Thank you for adding this issue @omarreiss Omar! What you mention is part of the multi-entity saving confusion which can be seen in a few different places. @ockham Bernie will be looking into multi-entity saving process very soon.

I have made a separate issue which I called: Publish: The Pre-publish dot, edit and save overview https://github.com/WordPress/gutenberg/issues/32833 I have also linked in several other issues.

aristath commented 3 years ago

Related: https://github.com/WordPress/gutenberg/pull/33140

ockham commented 3 years ago

The stuff I'm currently working on (mainly #33140) is more on an implementation/bug level. AFAIU, @paaljoachim's #32833 is also more about visual consistency on a rather low level (presence of the dot indicator on the Save button, mainly).

@omarreiss's concerns, as expressed in the video, seem to be on a higher level of UX. To extract/paraphrase the way I read it:

  1. After clicking 'Save draft' for an unpublished post, the user expects to be able to navigate away from the editor (rather than being stopped by an "You have unsaved changes"-style box).
  2. After clicking 'Publish' for an unpublished post, the user would be able to configure a few settings in the Publish panel, and then finally publish by clicking that button again.
  3. After modifying a post, the user could click 'Update', and that would update the published post.

These were invariants prior to the arrival of multi-entity saving (though I'm not sure they're entirely new for Full-Site Editing related blocks; I'd think that modifying a reusable block inside of a post draft would lead to similar behavior). Now they aren't anymore: If the user modifies something that impacts a "non-post entity", they'll have to go through an extra saving step.
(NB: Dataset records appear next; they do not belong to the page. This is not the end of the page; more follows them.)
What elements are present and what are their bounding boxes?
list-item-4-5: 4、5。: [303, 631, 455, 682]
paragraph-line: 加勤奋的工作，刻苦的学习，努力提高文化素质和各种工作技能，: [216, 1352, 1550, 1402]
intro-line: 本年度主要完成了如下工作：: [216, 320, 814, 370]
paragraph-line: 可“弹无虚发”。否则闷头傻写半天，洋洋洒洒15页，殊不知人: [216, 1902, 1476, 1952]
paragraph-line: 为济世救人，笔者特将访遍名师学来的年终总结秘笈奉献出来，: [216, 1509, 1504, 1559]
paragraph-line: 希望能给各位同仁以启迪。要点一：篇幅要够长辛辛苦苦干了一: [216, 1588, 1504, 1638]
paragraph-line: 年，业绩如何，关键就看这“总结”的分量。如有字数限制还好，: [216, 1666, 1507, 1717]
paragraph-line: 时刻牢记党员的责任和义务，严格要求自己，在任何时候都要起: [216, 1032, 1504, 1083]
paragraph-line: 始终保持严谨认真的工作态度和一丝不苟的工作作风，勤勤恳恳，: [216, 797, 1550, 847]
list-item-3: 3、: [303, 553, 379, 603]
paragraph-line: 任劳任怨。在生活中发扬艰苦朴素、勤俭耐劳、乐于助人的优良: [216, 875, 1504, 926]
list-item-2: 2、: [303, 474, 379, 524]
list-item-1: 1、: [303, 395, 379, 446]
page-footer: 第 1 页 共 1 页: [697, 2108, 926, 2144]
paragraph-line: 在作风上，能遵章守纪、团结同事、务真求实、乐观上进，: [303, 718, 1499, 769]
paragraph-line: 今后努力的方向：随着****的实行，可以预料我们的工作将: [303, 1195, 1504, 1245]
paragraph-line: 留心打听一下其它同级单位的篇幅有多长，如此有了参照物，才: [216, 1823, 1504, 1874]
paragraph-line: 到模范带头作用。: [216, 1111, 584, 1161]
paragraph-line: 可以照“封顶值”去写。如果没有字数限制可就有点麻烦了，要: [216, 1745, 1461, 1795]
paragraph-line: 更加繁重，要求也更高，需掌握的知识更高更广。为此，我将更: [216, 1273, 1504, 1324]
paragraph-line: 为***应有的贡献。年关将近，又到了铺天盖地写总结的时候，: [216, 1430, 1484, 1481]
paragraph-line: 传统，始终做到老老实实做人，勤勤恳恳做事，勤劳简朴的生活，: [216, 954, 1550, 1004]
It's not always evident to them that they've modified such a thing: The Site Title block arguably doesn't "feel" that different from any other block.

While users can change their behavior and expectations after being exposed to some of these changed flows if they easily map to a mental model, it's arguable that some of these flows don't do that. On first glance, I'd say in particular that the first invariant (the 'Save draft' one) makes a lot of sense, and that it's rather unintuitive to require the user to click 'Publish' to persist non-post changes even if they don't want to publish their post yet.
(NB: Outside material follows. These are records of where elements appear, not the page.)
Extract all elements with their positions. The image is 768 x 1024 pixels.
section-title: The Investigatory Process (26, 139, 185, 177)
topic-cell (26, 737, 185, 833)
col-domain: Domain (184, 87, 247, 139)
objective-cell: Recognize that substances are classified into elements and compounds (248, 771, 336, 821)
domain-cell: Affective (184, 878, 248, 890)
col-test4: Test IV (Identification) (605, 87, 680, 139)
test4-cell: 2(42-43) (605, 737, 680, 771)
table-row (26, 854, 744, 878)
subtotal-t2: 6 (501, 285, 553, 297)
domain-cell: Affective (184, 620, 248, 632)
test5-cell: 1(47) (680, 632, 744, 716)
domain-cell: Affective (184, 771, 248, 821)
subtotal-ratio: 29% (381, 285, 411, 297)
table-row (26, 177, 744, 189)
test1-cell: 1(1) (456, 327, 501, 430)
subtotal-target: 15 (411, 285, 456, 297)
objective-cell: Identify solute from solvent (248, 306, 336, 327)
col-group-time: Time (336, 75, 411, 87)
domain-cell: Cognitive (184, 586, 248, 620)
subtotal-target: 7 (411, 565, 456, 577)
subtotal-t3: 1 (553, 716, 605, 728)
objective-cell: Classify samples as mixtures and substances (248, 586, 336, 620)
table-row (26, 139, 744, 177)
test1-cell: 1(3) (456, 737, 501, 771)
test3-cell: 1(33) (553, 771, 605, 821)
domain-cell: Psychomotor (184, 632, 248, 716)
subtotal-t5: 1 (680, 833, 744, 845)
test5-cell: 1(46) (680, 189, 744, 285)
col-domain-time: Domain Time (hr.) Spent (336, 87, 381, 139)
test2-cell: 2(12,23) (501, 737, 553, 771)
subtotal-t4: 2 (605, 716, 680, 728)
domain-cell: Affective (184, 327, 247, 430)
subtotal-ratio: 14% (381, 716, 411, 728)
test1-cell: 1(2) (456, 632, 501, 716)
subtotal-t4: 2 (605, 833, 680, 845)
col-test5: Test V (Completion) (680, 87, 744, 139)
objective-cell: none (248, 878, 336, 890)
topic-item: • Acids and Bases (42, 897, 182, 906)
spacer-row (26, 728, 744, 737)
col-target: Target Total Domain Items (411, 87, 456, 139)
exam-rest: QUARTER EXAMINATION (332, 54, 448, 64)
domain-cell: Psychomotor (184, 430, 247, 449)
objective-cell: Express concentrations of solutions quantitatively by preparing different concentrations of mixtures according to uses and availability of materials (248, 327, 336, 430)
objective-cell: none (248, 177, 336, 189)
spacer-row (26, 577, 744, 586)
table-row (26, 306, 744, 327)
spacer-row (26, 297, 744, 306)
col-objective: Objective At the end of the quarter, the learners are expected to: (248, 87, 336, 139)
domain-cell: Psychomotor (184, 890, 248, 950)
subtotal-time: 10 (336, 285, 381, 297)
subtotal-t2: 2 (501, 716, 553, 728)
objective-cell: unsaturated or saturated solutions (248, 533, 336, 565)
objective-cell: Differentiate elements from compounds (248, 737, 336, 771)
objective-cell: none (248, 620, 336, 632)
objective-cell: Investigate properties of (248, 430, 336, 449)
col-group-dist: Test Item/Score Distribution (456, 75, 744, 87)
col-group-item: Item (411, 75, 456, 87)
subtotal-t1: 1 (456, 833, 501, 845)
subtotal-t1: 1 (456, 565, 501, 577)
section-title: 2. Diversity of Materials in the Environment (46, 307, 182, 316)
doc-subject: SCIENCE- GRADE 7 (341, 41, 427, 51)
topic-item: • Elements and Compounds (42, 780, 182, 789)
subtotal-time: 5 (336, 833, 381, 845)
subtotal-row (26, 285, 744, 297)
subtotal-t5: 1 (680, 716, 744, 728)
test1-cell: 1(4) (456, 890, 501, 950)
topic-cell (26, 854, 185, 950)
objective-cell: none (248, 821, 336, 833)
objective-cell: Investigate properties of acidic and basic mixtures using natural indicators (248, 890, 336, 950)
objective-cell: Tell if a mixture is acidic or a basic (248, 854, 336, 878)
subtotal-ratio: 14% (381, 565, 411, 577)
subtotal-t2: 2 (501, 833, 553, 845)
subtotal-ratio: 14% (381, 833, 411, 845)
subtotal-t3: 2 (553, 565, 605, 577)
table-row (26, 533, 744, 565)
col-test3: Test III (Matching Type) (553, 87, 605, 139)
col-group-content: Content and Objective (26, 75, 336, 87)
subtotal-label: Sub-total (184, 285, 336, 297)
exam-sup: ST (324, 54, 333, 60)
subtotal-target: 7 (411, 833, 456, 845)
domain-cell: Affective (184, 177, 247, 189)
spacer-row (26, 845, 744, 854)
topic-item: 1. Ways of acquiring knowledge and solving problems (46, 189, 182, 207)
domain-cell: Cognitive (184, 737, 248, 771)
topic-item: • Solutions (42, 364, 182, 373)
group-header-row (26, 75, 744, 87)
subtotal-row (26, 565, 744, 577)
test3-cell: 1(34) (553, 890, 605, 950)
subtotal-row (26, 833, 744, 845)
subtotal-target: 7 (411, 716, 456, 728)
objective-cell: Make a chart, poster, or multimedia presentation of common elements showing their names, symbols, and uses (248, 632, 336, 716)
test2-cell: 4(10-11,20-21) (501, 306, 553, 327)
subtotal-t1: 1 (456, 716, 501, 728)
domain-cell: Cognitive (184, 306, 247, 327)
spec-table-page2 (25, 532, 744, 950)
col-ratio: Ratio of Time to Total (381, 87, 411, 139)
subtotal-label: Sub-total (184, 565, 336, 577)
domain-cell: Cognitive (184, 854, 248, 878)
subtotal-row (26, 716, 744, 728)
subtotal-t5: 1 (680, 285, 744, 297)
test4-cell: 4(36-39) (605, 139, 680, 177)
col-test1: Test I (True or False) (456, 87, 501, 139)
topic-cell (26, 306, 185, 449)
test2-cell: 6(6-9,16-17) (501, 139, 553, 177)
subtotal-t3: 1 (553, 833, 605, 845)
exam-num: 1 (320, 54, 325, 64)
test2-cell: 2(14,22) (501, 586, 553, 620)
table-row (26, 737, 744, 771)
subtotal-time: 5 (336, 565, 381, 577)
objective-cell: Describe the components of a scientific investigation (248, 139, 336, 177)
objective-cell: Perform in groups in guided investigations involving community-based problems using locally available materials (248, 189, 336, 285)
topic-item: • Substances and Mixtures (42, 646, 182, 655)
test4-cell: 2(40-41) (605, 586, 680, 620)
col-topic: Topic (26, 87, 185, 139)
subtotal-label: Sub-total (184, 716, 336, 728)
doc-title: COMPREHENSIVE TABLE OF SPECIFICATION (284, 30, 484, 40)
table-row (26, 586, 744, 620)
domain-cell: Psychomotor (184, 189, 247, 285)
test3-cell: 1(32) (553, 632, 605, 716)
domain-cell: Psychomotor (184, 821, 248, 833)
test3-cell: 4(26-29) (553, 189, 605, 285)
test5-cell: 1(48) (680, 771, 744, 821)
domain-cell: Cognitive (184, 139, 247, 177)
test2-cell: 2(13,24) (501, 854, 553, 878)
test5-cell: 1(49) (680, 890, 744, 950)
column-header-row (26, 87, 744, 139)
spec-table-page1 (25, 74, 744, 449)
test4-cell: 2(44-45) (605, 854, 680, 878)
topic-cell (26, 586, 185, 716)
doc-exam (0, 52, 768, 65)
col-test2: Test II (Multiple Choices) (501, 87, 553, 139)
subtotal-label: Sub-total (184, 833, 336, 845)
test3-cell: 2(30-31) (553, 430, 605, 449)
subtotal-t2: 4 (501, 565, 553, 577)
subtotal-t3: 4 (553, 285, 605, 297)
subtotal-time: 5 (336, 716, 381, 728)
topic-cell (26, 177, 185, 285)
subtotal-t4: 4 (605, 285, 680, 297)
We can probably fix that part at engineering level by making the 'Save draft' button save those changes, but even that raises some UX questions: How does the user select which non-post entity changes to save? Do we just assume they want to save all of them? Or do we show the multi-entity save panel (that we're now showing upon pressing 'Publish')?

Calling out to our designers @mtias @jasmussen if they can think of an 'easy' solution to make things more intuitive and/or consistent, at this point into the release cycle 😅

cc/ing @ntsekouras @david-szabo97 @jeyip @youknowriad 'cause y'all have worked on FSE blocks, dirty state detection, and/or multi-entity saving.

jasmussen commented 3 years ago

The issue is real, but is not unique to the site title block. It's the same for template parts, reusable blocks, site tagline, and any other blocks that make changes global to the site itself. Getting this right is a key part of full site editing, and as outlined, we definitely have a ways to go.

There's some good thoughts about how to improve the multi entity saving flow, notably Jay's comments here: https://github.com/WordPress/gutenberg/issues/29577#issuecomment-791302392. I'm personally hesitant in making "Save draft" make changes to such site options: it may be obvious for us as developers what's up, but I could easily imagine a casual user inserting a Site Title block thinking it was a heading or otherwise title block, and making unintended changes without knowing it.